Listening to my headphones at work today, a song by one of my favorite folk singers came up – Utah Phillips. Utah was an interesting character, and as he was a collector of history I have always felt like I have a lot to learn from him.
Utah was an anarchist – not through theory, but through the way he lived. His heroes included Ammon Hennacy, Mother Jones, and many more people that most of us likely wouldn’t know.
Utah’s histories are people’s histories, in the same sense as Howard Zinn’s “A People’s History of the United States” – the history that we’ll never read about in the history books used in school. Folk histories.
The reason I’m talking about Utah tonight is because listening to “Direct Action” at work today (an irony a few of you might understand) I was struck by how appropriate much of what he had to say was to the Animal Rights and Environmental Rights movements right now. The AETA, the SHAC7, Operation Backfire…and everything that Will talks about on his blog, Green Is the New Red.
Will doesn’t just talk about the oppression, he also has a running theme, encouraging us to not be intimidated, to get out there and exercise our rights.
Well, Utah’s song/story/spoken word has a great example of what direct action is, or can be, and the impact it can have. And he has something to say on freedom as well:
Freedom is something you assume, then you wait for somebody to try to take it away from you. The degree to which you resist is the degree to which you are free.

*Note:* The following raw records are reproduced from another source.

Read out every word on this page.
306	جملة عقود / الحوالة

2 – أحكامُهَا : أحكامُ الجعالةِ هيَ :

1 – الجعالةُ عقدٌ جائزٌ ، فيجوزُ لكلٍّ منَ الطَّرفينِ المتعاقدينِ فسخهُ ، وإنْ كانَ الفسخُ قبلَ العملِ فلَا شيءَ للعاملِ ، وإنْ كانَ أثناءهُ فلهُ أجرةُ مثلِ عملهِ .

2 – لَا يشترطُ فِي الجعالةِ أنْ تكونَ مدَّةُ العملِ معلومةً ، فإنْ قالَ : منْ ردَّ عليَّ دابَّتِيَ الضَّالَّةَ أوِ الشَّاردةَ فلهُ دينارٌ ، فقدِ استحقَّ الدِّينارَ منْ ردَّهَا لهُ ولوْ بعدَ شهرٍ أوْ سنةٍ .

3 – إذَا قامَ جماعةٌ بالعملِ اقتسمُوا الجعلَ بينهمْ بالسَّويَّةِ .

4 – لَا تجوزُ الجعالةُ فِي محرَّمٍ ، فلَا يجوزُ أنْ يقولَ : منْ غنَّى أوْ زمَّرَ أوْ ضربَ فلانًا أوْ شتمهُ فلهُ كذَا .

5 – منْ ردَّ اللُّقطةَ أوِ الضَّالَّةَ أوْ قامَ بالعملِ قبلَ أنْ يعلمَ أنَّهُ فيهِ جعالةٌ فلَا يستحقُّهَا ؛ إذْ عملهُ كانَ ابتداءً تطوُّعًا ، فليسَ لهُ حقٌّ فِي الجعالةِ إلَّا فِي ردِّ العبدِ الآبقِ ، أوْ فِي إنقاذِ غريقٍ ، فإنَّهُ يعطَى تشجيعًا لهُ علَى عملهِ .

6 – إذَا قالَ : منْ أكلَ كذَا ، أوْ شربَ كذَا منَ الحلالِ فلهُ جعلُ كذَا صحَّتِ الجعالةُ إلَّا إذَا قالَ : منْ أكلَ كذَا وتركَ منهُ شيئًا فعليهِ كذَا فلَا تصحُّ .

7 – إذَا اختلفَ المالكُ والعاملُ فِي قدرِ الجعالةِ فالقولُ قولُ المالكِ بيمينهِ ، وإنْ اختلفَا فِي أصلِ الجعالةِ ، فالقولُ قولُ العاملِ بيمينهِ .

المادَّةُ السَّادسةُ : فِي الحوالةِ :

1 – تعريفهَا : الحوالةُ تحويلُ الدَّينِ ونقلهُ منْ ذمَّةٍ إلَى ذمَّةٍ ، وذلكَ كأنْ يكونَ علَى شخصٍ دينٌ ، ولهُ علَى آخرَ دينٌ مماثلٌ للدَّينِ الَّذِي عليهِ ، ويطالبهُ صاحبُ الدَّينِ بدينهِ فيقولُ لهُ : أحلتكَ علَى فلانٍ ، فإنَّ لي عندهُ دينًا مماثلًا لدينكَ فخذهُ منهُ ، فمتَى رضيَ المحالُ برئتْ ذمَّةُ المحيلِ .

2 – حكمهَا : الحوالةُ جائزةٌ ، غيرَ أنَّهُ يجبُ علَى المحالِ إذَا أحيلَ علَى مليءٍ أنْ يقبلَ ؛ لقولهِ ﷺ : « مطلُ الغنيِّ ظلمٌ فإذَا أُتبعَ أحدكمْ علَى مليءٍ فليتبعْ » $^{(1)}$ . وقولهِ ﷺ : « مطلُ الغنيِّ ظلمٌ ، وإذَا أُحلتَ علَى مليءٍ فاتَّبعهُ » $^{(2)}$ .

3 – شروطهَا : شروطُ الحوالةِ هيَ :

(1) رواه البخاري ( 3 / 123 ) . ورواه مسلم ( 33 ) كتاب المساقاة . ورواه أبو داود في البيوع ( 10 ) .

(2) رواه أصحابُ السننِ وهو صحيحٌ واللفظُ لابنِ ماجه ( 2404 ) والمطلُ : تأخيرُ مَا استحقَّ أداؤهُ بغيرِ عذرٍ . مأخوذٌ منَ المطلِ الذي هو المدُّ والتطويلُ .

The IWW, the Wobblies, those unionists we can thank for the fact that we have weekends, they believed that men and women were born with inalienable rights. Inalienable rights, natural rights…these are the terms that we use to discuss what we mean by animal rights.
The right to live, for example, is an example of an inalienable right that we, as animal rights activist, believe that all sentient beings have, and should be respected.
The right to speak is one that Utah talks about, as a right that no one can give and no one can take away…it is something we’re simply born with.
Interestingly, one of Stephanie’s posts on change.org today was about Ingrid Newkirk, or rather it was about an interview with her in the Financial Times. I have become more and more closed to anything Newkirk has to say (how can she possibly support Breed Specific Legislation, for example), but even she gets it right sometimes. To quote Stephanie quoting the Financial Times quoting Newkirk:
But if she considers animals “equal” to us, and we are dwarfed by their numbers, is it not inevitable that their interests will ultimately overwhelm ours? “No, no, no, ‘equal’ doesn’t mean ‘the same’. Happiness for a bird is not the same as happiness for man. I’m not suggesting we buy the chicken a golf-club membership, but if he has wings, let him fly and don’t keep him in a cage. Let him be who he is,” she says.
Freedom. That elusive inalienable right.